Wieneke Arika E, Bowles Erin J A, Cronkite David, Wernli Karen J, Gao Hongyuan, Carrell David, Buist Diana S M
Group Health Research Institute, Seattle, WA, USA.
J Pathol Inform. 2015 Jun 23;6:38. doi: 10.4103/2153-3539.159215. eCollection 2015.
Pathology reports typically require manual review to abstract research data. We developed a natural language processing (NLP) system to automatically interpret free-text breast pathology reports with limited assistance from manual abstraction.

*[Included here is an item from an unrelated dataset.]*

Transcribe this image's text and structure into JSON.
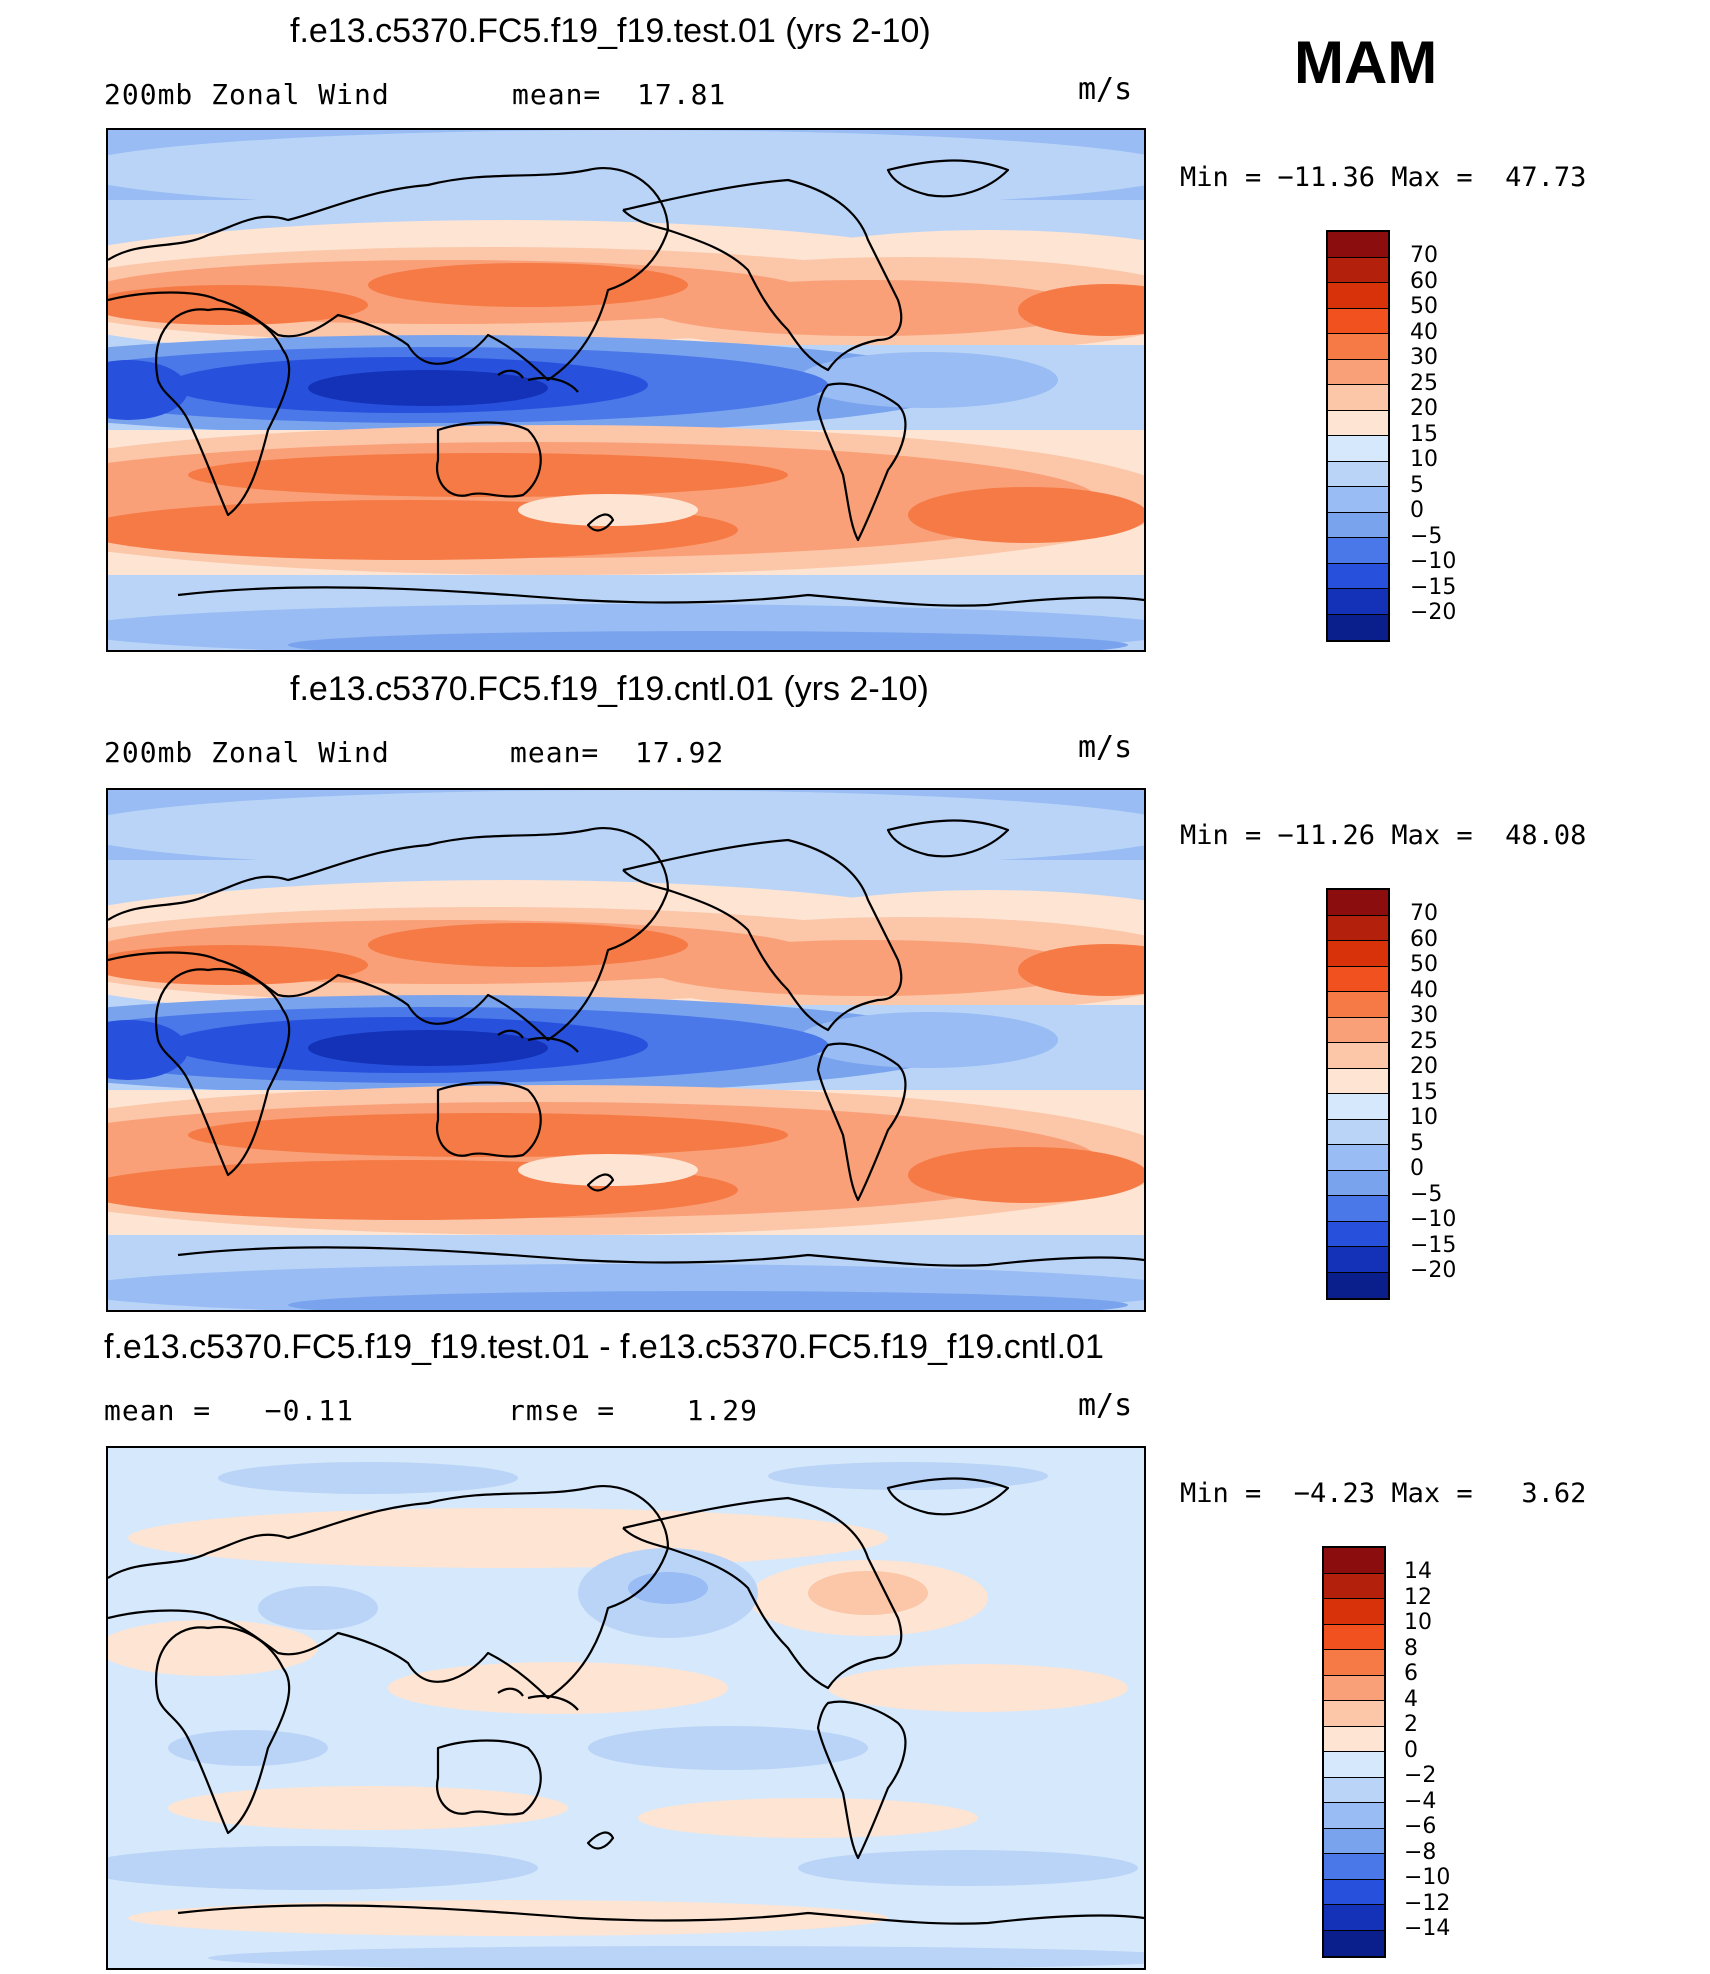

We used an iterative approach of machine learning algorithms and constructed groups of related findings to identify breast-related procedures and results from free-text pathology reports. We evaluated the NLP system using an all-or-nothing approach to determine which reports could be processed entirely using NLP and which reports needed manual review beyond NLP. We divided 3234 reports for development (2910, 90%), and evaluation (324, 10%) purposes using manually reviewed pathology data as our gold standard.
NLP correctly coded 12.7% of the evaluation set, flagged 49.1% of reports for manual review, incorrectly coded 30.8%, and correctly omitted 7.4% from the evaluation set due to irrelevancy (i.e. not breast-related). Common procedures and results were identified correctly (e.g. invasive ductal with 95.5% precision and 94.0% sensitivity), but entire reports were flagged for manual review because of rare findings and substantial variation in pathology report text.
The NLP system we developed did not perform sufficiently for abstracting entire breast pathology reports. The all-or-nothing approach resulted in too broad of a scope of work and limited our flexibility to identify breast pathology procedures and results. Our NLP system was also limited by the lack of the gold standard data on rare findings and wide variation in pathology text. Focusing on individual, common elements and improving pathology text report standardization may improve performance.
病理报告通常需要人工审阅以提取研究数据。我们开发了一种自然语言处理(NLP)系统,以在有限的人工提取辅助下自动解读自由文本乳腺病理报告。
我们采用机器学习算法的迭代方法,并构建相关发现组,以从自由文本病理报告中识别乳腺相关手术及结果。我们使用全有或全无的方法评估NLP系统,以确定哪些报告可完全通过NLP处理,哪些报告除NLP外还需要人工审阅。我们将3234份报告分为用于开发(2910份,90%)和评估(324份,10%)的两组,将人工审阅的病理数据作为我们的金标准。
NLP正确编码了评估集的12.7%,标记49.1%的报告进行人工审阅,错误编码30.8%,并因不相关(即与乳腺无关)而正确地从评估集中排除7.4%。常见的手术和结果被正确识别(例如,浸润性导管癌的精确率为95.5%,敏感度为94.0%),但由于罕见发现和病理报告文本的显著差异,整个报告被标记为需要人工审阅。
我们开发的NLP系统在提取整个乳腺病理报告方面表现不佳。全有或全无的方法导致工作范围过宽,限制了我们识别乳腺病理手术和结果的灵活性。我们的NLP系统还受到罕见发现缺乏金标准数据以及病理文本差异较大的限制。关注个体、常见元素并提高病理文本报告的标准化可能会提高性能。